Preparations for Leek & District Show are well underway at the new site at Longsdon with the car park fields having been mown for hay.

With over a hundred outdoor trade stands booked and a further fifty under cover it is clear that the business community are backing the return of the event after a two-year break.

Trade Stand organiser, Mike Ottewell stated “we are delighted with the response from businesses near and far which has allowed us to offer a broad range of interesting stands including agricultural machinery, feed merchants, dairy suppliers, motor dealers, builder’s merchants and clothing suppliers. In addition, we have discounted pitches for local charities including the food bank, scouts and the Samaritans.

No one should go hungry with food stalls ranging from hog roast, venison burgers and oatcakes with drinks, ice creams and pies aplenty”.

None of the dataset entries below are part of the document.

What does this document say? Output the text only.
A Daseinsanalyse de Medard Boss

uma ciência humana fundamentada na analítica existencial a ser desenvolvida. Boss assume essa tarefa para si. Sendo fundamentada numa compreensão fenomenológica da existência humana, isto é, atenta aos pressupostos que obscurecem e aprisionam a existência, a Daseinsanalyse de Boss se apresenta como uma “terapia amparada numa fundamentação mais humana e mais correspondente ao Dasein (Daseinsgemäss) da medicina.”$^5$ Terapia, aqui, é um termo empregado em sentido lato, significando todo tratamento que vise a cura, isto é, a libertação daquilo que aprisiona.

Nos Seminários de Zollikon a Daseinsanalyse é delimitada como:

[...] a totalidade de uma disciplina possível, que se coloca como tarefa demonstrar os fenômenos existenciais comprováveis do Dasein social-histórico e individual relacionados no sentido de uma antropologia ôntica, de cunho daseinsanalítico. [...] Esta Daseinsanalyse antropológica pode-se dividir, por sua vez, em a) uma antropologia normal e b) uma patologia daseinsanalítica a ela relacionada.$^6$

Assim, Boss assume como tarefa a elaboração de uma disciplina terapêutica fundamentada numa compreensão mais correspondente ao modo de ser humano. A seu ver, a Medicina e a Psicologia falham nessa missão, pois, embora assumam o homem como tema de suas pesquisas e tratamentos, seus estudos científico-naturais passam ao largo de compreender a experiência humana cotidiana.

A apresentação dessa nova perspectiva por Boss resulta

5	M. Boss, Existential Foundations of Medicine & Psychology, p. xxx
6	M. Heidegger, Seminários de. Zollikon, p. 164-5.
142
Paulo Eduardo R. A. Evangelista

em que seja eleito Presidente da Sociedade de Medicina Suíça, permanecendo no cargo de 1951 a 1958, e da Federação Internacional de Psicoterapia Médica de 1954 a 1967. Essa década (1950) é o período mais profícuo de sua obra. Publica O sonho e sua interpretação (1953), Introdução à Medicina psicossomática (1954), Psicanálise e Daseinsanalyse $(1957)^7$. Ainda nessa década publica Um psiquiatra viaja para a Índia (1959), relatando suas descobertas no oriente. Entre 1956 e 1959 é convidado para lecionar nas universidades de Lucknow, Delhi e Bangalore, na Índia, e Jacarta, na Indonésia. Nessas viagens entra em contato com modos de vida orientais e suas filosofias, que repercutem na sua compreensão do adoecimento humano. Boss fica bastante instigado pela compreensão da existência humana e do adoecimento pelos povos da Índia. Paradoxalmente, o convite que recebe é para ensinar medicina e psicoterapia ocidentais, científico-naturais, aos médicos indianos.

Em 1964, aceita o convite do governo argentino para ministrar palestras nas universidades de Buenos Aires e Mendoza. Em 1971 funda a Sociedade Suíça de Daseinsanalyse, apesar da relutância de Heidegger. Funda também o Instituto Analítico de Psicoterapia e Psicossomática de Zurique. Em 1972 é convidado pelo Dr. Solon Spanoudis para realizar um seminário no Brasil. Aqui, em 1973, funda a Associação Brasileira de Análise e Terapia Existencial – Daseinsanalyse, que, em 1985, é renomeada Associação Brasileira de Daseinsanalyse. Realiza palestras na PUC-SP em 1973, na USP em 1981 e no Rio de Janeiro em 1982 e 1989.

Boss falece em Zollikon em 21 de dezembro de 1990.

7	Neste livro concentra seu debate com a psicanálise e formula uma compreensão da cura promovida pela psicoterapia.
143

The livestock sections include cattle, sheep, and goats with a strong representation of heavy horses which, as tradition dictates, start the day off with judging in the main ring.

A second ring hosts private driving where local enthusiasts will compete in several classes including commercial vehicles. Section organiser, Sue Williams, commented “this is the chance for locals to start on the competition ladder and follow the footsteps of Les Oakes, who cut his teeth at this show in the 1970’s.”

The main marquees house a full range of craft stalls alongside competitions within the horticulture, flower design, homecrafts sections. This year there are no live poultry however there is provision for an egg section. Organiser, David Lowndes, stated “we are pleased with entries, especially in the junior’s section, where we wish to encourage an interest in growing food and decorative plants and maintain the competitive spirit upon which these shows survive.”

Family participation includes displays by two local dance troupes, a fun dog show, the Red Barrows and a dog and duck demonstration, along with a bouncy castle and fairground stalls close to the picnic area and bar.

The Farriers competition has attracted competitors from as far away as Scotland and Ulster with sixty boys and girls making horseshoes close to the horse competitions where classes include in-hand and ridden competitions.

A full day’s entertainment is on offer, with the tradition of meeting folk that you have not seen for a while, and the chance to buy local produce and celebrate the local rural economy.